However, sometimes, entrepreneurs are so
focused on getting their businesses off the ground that they don’t always get
the big picture right. “In the first phase, entrepreneurs are very eager to
sell their idea,” says DFJI’s Andra. “They wake up only during the second phase
to realise that selling profitably is more important than getting customers.”
Andra feels that if the entrepreneur doesn’t analyse his business enough, or if
he gets too much money early on, he may end up pushing the accelerator too soon.
He adds, “If you are not evolved as a company, it could lead to huge problem in
execution.”
Indian entrepreneurs are a lot more mature now than they were
when we started 10 years ago — Kanwal Rekhi, MD, Inventus Capital
Naukri’s Bikhchandani says it is keeping a
tight lid on costs that helps in the long run. “We had bootstrapped
[self-funded] the company for 10 years before we took venture capital,” he
remembers. “We had to earn money to break even so we were very frugal and that
helped us keep afloat during the market meltdown after 2000.”
Trying to keep afloat is exactly what some
e-comm firms are doing today. Start-ups were set up at a frenzied pace as
entrepreneurs and investors wanted a bite of the e-commerce pie that is tipped
to double to $20 billion by 2015. But here’s the catch. “Only a few million
users are consistently buying from online stores,” says Subrata Mitra, partner,
Accel Partners, which has funded some of the leading Indian e-commerce
start-ups, including Flipkart and Myntra.

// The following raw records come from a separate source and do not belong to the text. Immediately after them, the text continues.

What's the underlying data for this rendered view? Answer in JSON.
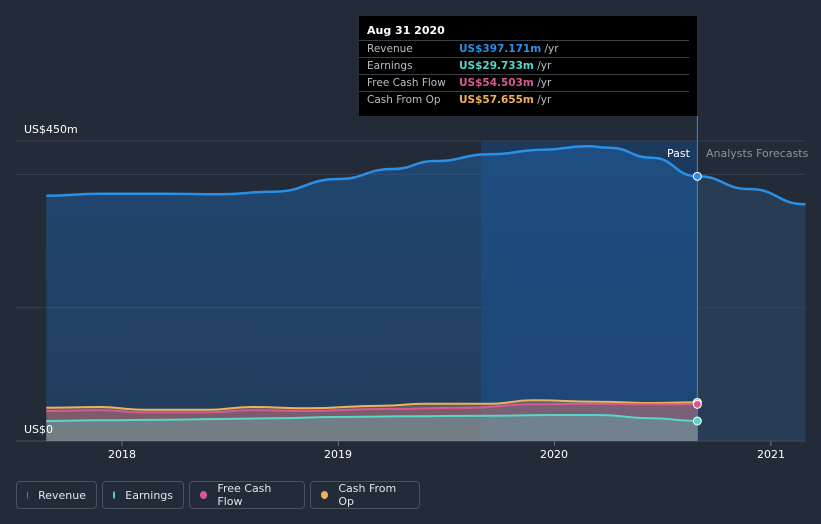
{
  "chart_data": {
    "type": "area",
    "y_axis": {
      "top_label": "US$450m",
      "bottom_label": "US$0",
      "ylim": [
        0,
        450
      ]
    },
    "x_ticks": [
      {
        "label": "2018",
        "x": 2018.0
      },
      {
        "label": "2019",
        "x": 2019.0
      },
      {
        "label": "2020",
        "x": 2020.0
      },
      {
        "label": "2021",
        "x": 2021.0
      }
    ],
    "xlim": [
      2017.65,
      2021.16
    ],
    "past_end": 2020.66,
    "highlight_start": 2019.66,
    "regions": {
      "past": "Past",
      "forecast": "Analysts Forecasts"
    },
    "series": [
      {
        "name": "Revenue",
        "color": "#2b8fe6",
        "points": [
          [
            2017.65,
            368
          ],
          [
            2017.9,
            371
          ],
          [
            2018.2,
            371
          ],
          [
            2018.45,
            370
          ],
          [
            2018.7,
            374
          ],
          [
            2019.0,
            393
          ],
          [
            2019.25,
            408
          ],
          [
            2019.45,
            420
          ],
          [
            2019.7,
            430
          ],
          [
            2019.95,
            437
          ],
          [
            2020.15,
            442
          ],
          [
            2020.25,
            440
          ],
          [
            2020.45,
            425
          ],
          [
            2020.66,
            397
          ]
        ],
        "forecast": [
          [
            2020.66,
            397
          ],
          [
            2020.9,
            378
          ],
          [
            2021.16,
            355
          ]
        ]
      },
      {
        "name": "Earnings",
        "color": "#58d6c9",
        "points": [
          [
            2017.65,
            30
          ],
          [
            2017.9,
            31
          ],
          [
            2018.2,
            32
          ],
          [
            2018.45,
            33
          ],
          [
            2018.7,
            34
          ],
          [
            2019.0,
            36
          ],
          [
            2019.3,
            37
          ],
          [
            2019.7,
            38
          ],
          [
            2020.0,
            39
          ],
          [
            2020.2,
            39
          ],
          [
            2020.45,
            34
          ],
          [
            2020.66,
            30
          ]
        ]
      },
      {
        "name": "Free Cash Flow",
        "color": "#d55a92",
        "points": [
          [
            2017.65,
            45
          ],
          [
            2017.9,
            46
          ],
          [
            2018.1,
            43
          ],
          [
            2018.4,
            43
          ],
          [
            2018.6,
            46
          ],
          [
            2018.85,
            45
          ],
          [
            2019.2,
            48
          ],
          [
            2019.6,
            50
          ],
          [
            2019.9,
            55
          ],
          [
            2020.2,
            56
          ],
          [
            2020.45,
            55
          ],
          [
            2020.66,
            55
          ]
        ]
      },
      {
        "name": "Cash From Op",
        "color": "#f0b15a",
        "points": [
          [
            2017.65,
            50
          ],
          [
            2017.9,
            51
          ],
          [
            2018.1,
            47
          ],
          [
            2018.4,
            47
          ],
          [
            2018.6,
            51
          ],
          [
            2018.85,
            49
          ],
          [
            2019.2,
            53
          ],
          [
            2019.4,
            56
          ],
          [
            2019.7,
            56
          ],
          [
            2019.9,
            61
          ],
          [
            2020.2,
            59
          ],
          [
            2020.45,
            57
          ],
          [
            2020.66,
            58
          ]
        ]
      }
    ]
  },
  "tooltip": {
    "date": "Aug 31 2020",
    "rows": [
      {
        "label": "Revenue",
        "value": "US$397.171m",
        "unit": " /yr",
        "color": "#2b8fe6"
      },
      {
        "label": "Earnings",
        "value": "US$29.733m",
        "unit": " /yr",
        "color": "#58d6c9"
      },
      {
        "label": "Free Cash Flow",
        "value": "US$54.503m",
        "unit": " /yr",
        "color": "#d55a92"
      },
      {
        "label": "Cash From Op",
        "value": "US$57.655m",
        "unit": " /yr",
        "color": "#f0b15a"
      }
    ]
  },
  "legend": [
    {
      "label": "Revenue",
      "color": "#2b8fe6"
    },
    {
      "label": "Earnings",
      "color": "#58d6c9"
    },
    {
      "label": "Free Cash Flow",
      "color": "#d55a92"
    },
    {
      "label": "Cash From Op",
      "color": "#f0b15a"
    }
  ]
}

“The number is growing, but from a relatively
small base, and [the market] can, therefore, sustain only a few such start-ups
today.” Deal site Taggle, which was kicked off in June 2010, shut shop last
year and Flipkart bought out electronics site LetsBuy. VCs say more e-comm
portals will crash and burn before the dust settles.
Mentoring is the most important input that a
young entrepreneur can get today to stop him from going in the wrong direction
— Deep Karla, CEO, MakeMyTrip
That’s why a team that can adapt quickly is
important. A few venture capitalists say they always put the team ahead of the
idea. “It’s always better to fund an A-team with a good idea rather than a
B-team with a brilliant idea when it comes to investment,” says Deshpande.
“Most companies end up doing things a little differently than when they started
off, so it’s really important to find the A-team that can navigate through that
process.”
Early-stage investing is an art, experts
insist. Since there are no numbers, no customers and no spreadsheets to
validate everything, it becomes a challenging task. “More often than not, it’s
like a roller coaster ride and unless you have been an entrepreneur yourself,
it will be difficult to understand the early stage dynamics of a business,” notes
Inventus’ Rekhi.
So his firm sets up filters that help it
whittle the 800-odd proposals they get every year down to about six in which it
invests. Inventus believes every entrepreneur must have some skin in the game
so it only funds entrepreneurs who have been bootstrapped, and who have been in
business for over a year. “We don’t invest in companies unless we see at least
a 10-times return on our investment,” Rekhi says. “So we develop that vision
with the entrepreneurs and work with them to realise that goal.”